Semakin lama di dalam kamar itu, Igho merasa pikirannya semakin gila saja. Ia menepis air matanya lagi dan hendak membawa sweater miliknya untuk di pakai pergi.
Igho mengambil langkah seribu dari tempat itu karena ia merasa rumah itu bukan lagi surganya, malah Igho merasa kalau rumah itu adalah neraka baginya.

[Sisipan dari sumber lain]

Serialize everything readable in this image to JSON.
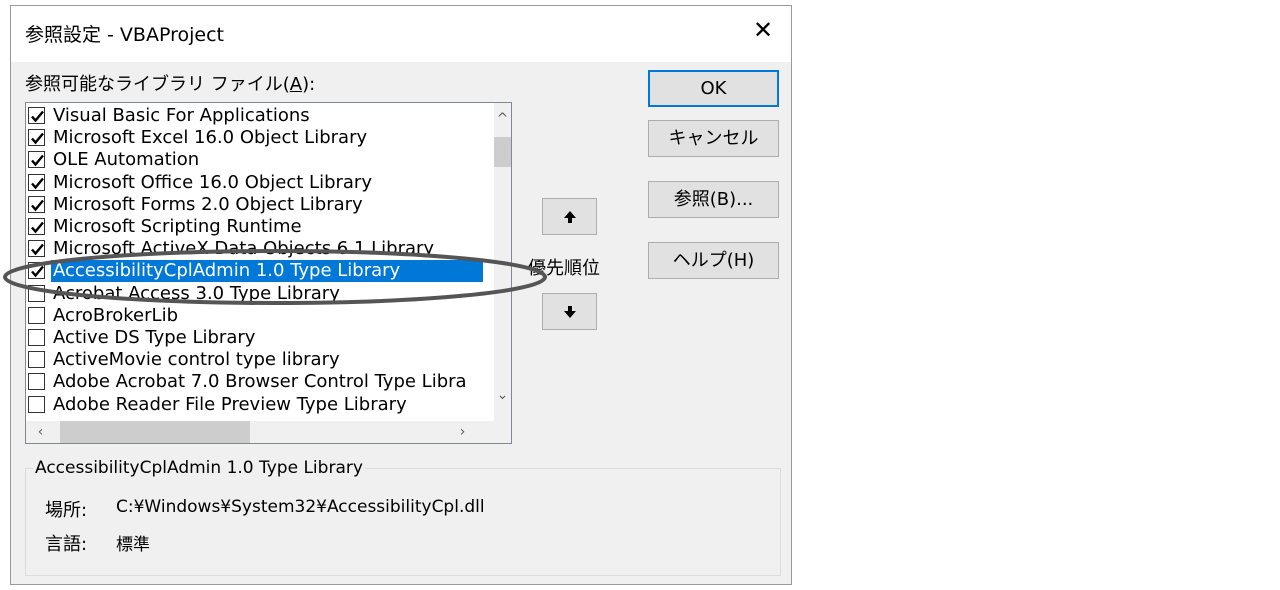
{
  "window": {
    "title": "参照設定 - VBAProject",
    "close_glyph": "✕"
  },
  "list": {
    "label_prefix": "参照可能なライブラリ ファイル(",
    "label_accel": "A",
    "label_suffix": "):",
    "items": [
      {
        "text": "Visual Basic For Applications",
        "checked": true,
        "selected": false
      },
      {
        "text": "Microsoft Excel 16.0 Object Library",
        "checked": true,
        "selected": false
      },
      {
        "text": "OLE Automation",
        "checked": true,
        "selected": false
      },
      {
        "text": "Microsoft Office 16.0 Object Library",
        "checked": true,
        "selected": false
      },
      {
        "text": "Microsoft Forms 2.0 Object Library",
        "checked": true,
        "selected": false
      },
      {
        "text": "Microsoft Scripting Runtime",
        "checked": true,
        "selected": false
      },
      {
        "text": "Microsoft ActiveX Data Objects 6.1 Library",
        "checked": true,
        "selected": false
      },
      {
        "text": "AccessibilityCplAdmin 1.0 Type Library",
        "checked": true,
        "selected": true
      },
      {
        "text": "Acrobat Access 3.0 Type Library",
        "checked": false,
        "selected": false
      },
      {
        "text": "AcroBrokerLib",
        "checked": false,
        "selected": false
      },
      {
        "text": "Active DS Type Library",
        "checked": false,
        "selected": false
      },
      {
        "text": "ActiveMovie control type library",
        "checked": false,
        "selected": false
      },
      {
        "text": "Adobe Acrobat 7.0 Browser Control Type Libra",
        "checked": false,
        "selected": false
      },
      {
        "text": "Adobe Reader File Preview Type Library",
        "checked": false,
        "selected": false
      }
    ]
  },
  "buttons": {
    "ok": "OK",
    "cancel": "キャンセル",
    "browse": "参照(B)...",
    "help": "ヘルプ(H)",
    "up": "🡅",
    "down": "🡇"
  },
  "priority_label": "優先順位",
  "info": {
    "name": "AccessibilityCplAdmin 1.0 Type Library",
    "location_label": "場所:",
    "location_value": "C:¥Windows¥System32¥AccessibilityCpl.dll",
    "language_label": "言語:",
    "language_value": "標準"
  },
  "colors": {
    "selection": "#0078d7",
    "annotation": "#555555"
  }
}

Kalau saja ia bisa protes, rasanya Igho ingin sekali mengusir ALyn dan Ibunya itu. Tapi Igho kembali mengingat ucapan Alyn terakhir kali di sela percekcokan tadi.
"Kenapa kamu tidak bisa pergi dari rumah ini hah" tanya Igho di sela percekcokan sama Alyn tadi di bibir tangga.
"Aku benar-benar tidak bisa pergi dari rumah ini," ucap Alyn terdiam sejenak dan pikirannya terus melayang-layang.
"Kenapa diam? Aku sudah mengira kamu akan betah di rumah ini, karena semua persediaan di sini sangat lengkap dari alat elektronik dan makanan apapun juga tersedia bukan?"
"Aku tidak seperti itu Igho!"
"Lalu kenapa?"
"Ibuku sakit, dan ayah kamu menjanjikan pengobatan untuk Ibuku hingga terpaksa aku harus tinggal di tempat ini,"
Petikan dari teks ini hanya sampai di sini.